Sulla rivista scientifica “Epidemiologia e prevenzione” (www.epiprev.it), sul numero attuale (anno 40 novembre-dicembre 2016) è presente un articolo di Valerio Gennaro ed Agostino Di Ciaula, che rilancia autorevolmente la lotta per la dismissione delle reti acquedottistiche in cemento-amianto.
21dicembre 2016 da Maurizio Marchi, Medicina democratica/Movimento di lotta per la salute
Ricordiamo che in Toscana – secondo i dati ufficiali di AIT – ben il 6% degli acquedotti sono costituiti da cemento-amianto, ma a fronte di comuni che non ne hanno, altri ne hanno molto più della media toscana: 53% Pisa, 35% Livorno, 37% Cecina, 30,50% Empoli, 38,14% Forte dei Marmi, ecc. In Toscana, il gestore idrico che ha la percentuale media più alta è ASA di Livorno, con il 14,71 %.
Il recente riscontro di amianto in campioni di acqua potabile in Toscana (sino a 700.000 fibre/litro) ha riaperto il dibattito sui rischi da ingestione di queste fibre. L’esposizione ad amianto è stata messa in relazione a vari tumori del tratto gastrointestinale e in vitro è stata documentata la citotossicità ileale da ingestione di fibre di amianto. Il riscontro di amianto in campioni istologici di carcinoma del colon e nella bile colecistica suggerisce la possibilità che, oltre alla migrazione/traslocazione dai polmoni ad altri organi per via linfatica, sia possibile un riassorbimento intestinale delle fibre e il raggiungimento del fegato attraverso la circolazione portale.
È stato anche descritto un possibile nesso causale tra amianto e colangiocarcinoma intraepatico. L’amianto assunto per ingestione è in grado di potenziare l’effetto mutageno del benzo(a)pirene e, secondo l’Agenzia internazionale per la ricerca sul cancro (IARC), ci sono evidenze sul rapporto causale tra ingestione di amianto e cancro dello stomaco e del colon retto. Il rischio sarebbe proporzionale alla concentrazione di fibre ingerite, alla variabilità del consumo idrico, alla durata dell’esposizione e alla concomitante esposizione ad altri carcinogeni (per esempio, benzo(a) pirene). La presenza di fibre di amianto in acqua potabile potrebbe, inoltre, spiegare l’evidenza epidemiologica di mesoteliomi non associabili a esposizione inalatoria.

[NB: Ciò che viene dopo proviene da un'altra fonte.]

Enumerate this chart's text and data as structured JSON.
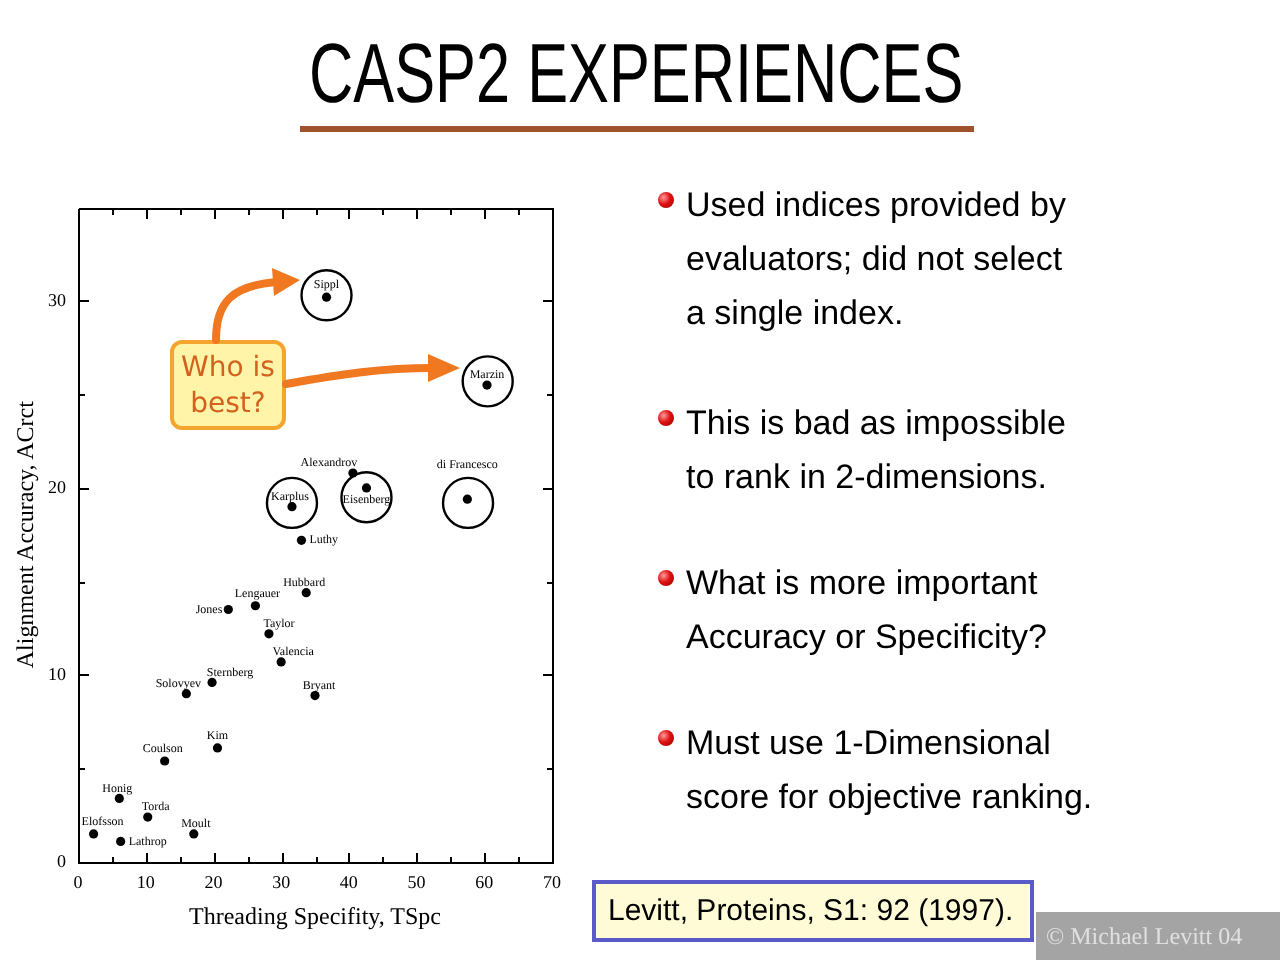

In conclusione, numerose evidenze suggeriscono che i rischi sanitari correlati all’amianto possono essere subordinati a differenti vie di introduzione e sono presenti anche per ingestione, soprattutto attraverso il consumo quotidiano di acqua potabile.
In Italia mancano limiti di legge e rilevazioni sistematiche sulla concentrazione di fibre di amianto in acqua, nonostante sia ampia la diffusione delle condotte in cemento-amianto e alcune di queste siano in progressivo deterioramento, anche a causa dell’alto tasso di acidità dell’acqua circolante. Resta da stabilire con chiarezza il limite minimo tollerabile di fibre di amianto nell’acqua potabile e, per rispetto dei principi di precauzione e di prevenzione, sarebbe opportuna una revisione della normativa nazionale e un efficace e sistematico piano di monitoraggio dell’acqua da applicare in tutte le entità amministrative (comuni/province/regioni). Sono, inoltre, necessari ulteriori studi epidemiologici finalizzati alla corretta identificazione delle comunità esposte e a un’adeguata valutazione del rischio in quelle specifiche aree geografiche.